Depending on how much you smoke, your lungs become gray and "dirty", instead of pink and healthy. The effects of smoking later on are far worse. The earlier a person starts smoking, the greater the risk of these diseases.
Smokers get cancer. Smokers are more than 10 times as likely to die of lung cancer than nonsmokers.
Smoking doubles the chances of heart disease.
Smoking is the main cause of chronic bronchitis, a serious lung infection, and emphysema, a crippling lung disease.
Smoking by pregnant women increases the risks of premature birth, underweight babies, and infant deaths.
Passive smoking harms nonsmokers. When nonsmokers are around people who smoke, they absorb nicotine, carbon monoxide, and other ingredients of tobacco smoke just as smokers do. People who are subject to passive smoking such as children of parents who smoke, can suffer from a variety of ailments. They are more likely than other people to develop lung infections, heart disease, and cancer.
Smoking is Addictive
According to the American Pediatrics Society, it takes only a short time to become addicted to nicotine. If you a re a smoker, you will know you are addicted when you find yourself craving cigarettes and feeling nervous without them. You will really know you are addicted when you try to quit smoking and can't.
Quitting can be hard for addicted smokers, and it can take a long time. Often people must try several times before they succeed. The longer you smoke, the harder it is to stop.
Smoking is Expensive
The cost of supporting a pack-a-day smoking habit adds up. It is a vice that eats up a big chunk of a teenager's daily allowance. Because teenagers still depend on their parent's hard earned money to provide them a good education as well as other needs, they would hide their smoking habit by doing it somewhere else. It also costs you a lot in other ways, missing school or work, becoming sick, and having increased medical expenses. That's a high price to pay for something that isn' t good for you in the first place.
Who Smokes?
Young people are more likely to smoke if they are living in households where a parent or an older brother or sister smokes. According to a teen drug abuse survey, nearly 90% of smokers start smoking as teenagers. It is important that young people learn what happens to smokers so as to make a healthy choice.
You can Quit
Quitting of course is possible. It is a must if you want the best for yourself and those around you. If you ignore warning signals and continue to smoke, your body will change. It will get used to the smoke. You won't cough or feel sick every time you puff on a cigarette. Yet the damage to your body continues and worsens each time you smoke.

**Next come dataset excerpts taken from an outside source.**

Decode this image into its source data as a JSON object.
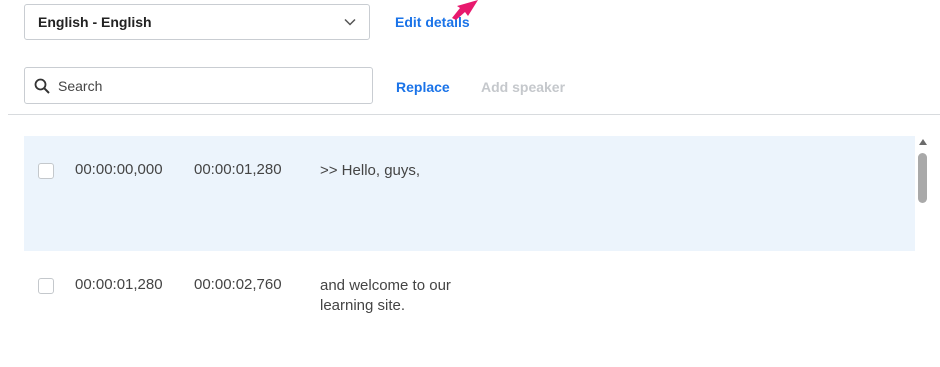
{
  "language_select": {
    "value": "English - English",
    "icon": "chevron-down-icon"
  },
  "edit_details_label": "Edit details",
  "search": {
    "placeholder": "Search",
    "value": "",
    "icon": "search-icon"
  },
  "actions": {
    "replace_label": "Replace",
    "add_speaker_label": "Add speaker"
  },
  "captions": [
    {
      "start": "00:00:00,000",
      "end": "00:00:01,280",
      "text": ">> Hello, guys,",
      "selected": true,
      "checked": false
    },
    {
      "start": "00:00:01,280",
      "end": "00:00:02,760",
      "text": "and welcome to our learning site.",
      "selected": false,
      "checked": false
    }
  ],
  "colors": {
    "link": "#1a73e8",
    "disabled_link": "#c5c8cc",
    "selected_row": "#ecf4fc",
    "annotation_arrow": "#e8196e"
  }
}
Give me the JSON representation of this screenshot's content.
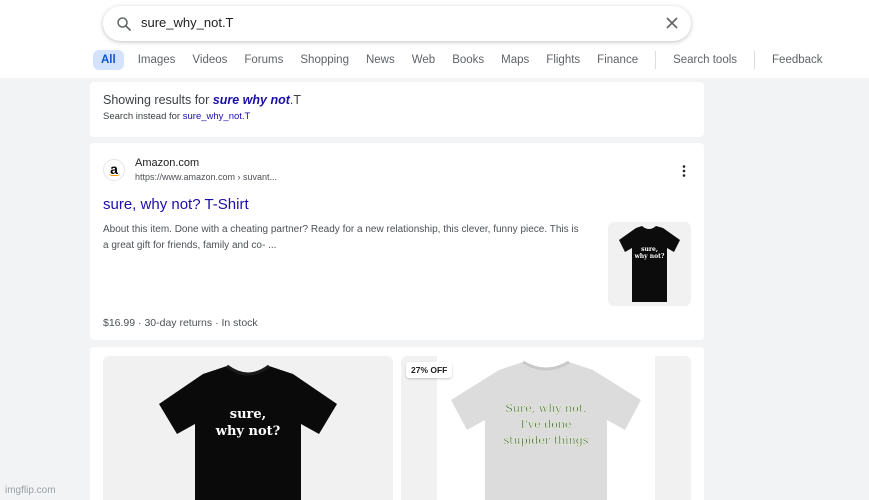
{
  "search": {
    "query": "sure_why_not.T"
  },
  "tabs": {
    "items": [
      "All",
      "Images",
      "Videos",
      "Forums",
      "Shopping",
      "News",
      "Web",
      "Books",
      "Maps",
      "Flights",
      "Finance"
    ],
    "search_tools": "Search tools",
    "feedback": "Feedback"
  },
  "spelling": {
    "prefix": "Showing results for ",
    "corrected": "sure why not",
    "suffix": ".T",
    "instead_prefix": "Search instead for ",
    "instead_query": "sure_why_not.T"
  },
  "result": {
    "favicon_letter": "a",
    "site_name": "Amazon.com",
    "site_url": "https://www.amazon.com › suvant...",
    "title": "sure, why not? T-Shirt",
    "snippet": "About this item. Done with a cheating partner? Ready for a new relationship, this clever, funny piece. This is a great gift for friends, family and co- ...",
    "price_line": "$16.99 · 30-day returns · In stock",
    "thumb_text_line1": "sure,",
    "thumb_text_line2": "why not?"
  },
  "images": {
    "tile1_line1": "sure,",
    "tile1_line2": "why not?",
    "tile2_badge": "27% OFF",
    "tile2_line1": "Sure, why not.",
    "tile2_line2": "I've done",
    "tile2_line3": "stupider things"
  },
  "watermark": "imgflip.com",
  "colors": {
    "link": "#1a0dab",
    "active_tab_bg": "#d3e3fd",
    "active_tab_text": "#0b57d0",
    "page_bg": "#f1f3f4"
  }
}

In order to quit, you must be strong. Get help from family and friends. Redirect the habit to sports or exercise. Try and try if you don't succeed the first time. Deciding to stop smoking must be abrupt and not gradual as some people suggest.
Be Cool. Don't Smoke.
Slick advertisements are designed to encourage people to smoke. They depict attractive women and rugged men. These ads never mention harmful effects such as bad breath, stained teeth, heart disease, and cancer. Nor do they tell you how offensive smoking is to others. As one woman puts it, Kissing a man who smokes is like kissing a dirty ashtray.
So if you haven't tried smoking, don't. If you've already started, stop.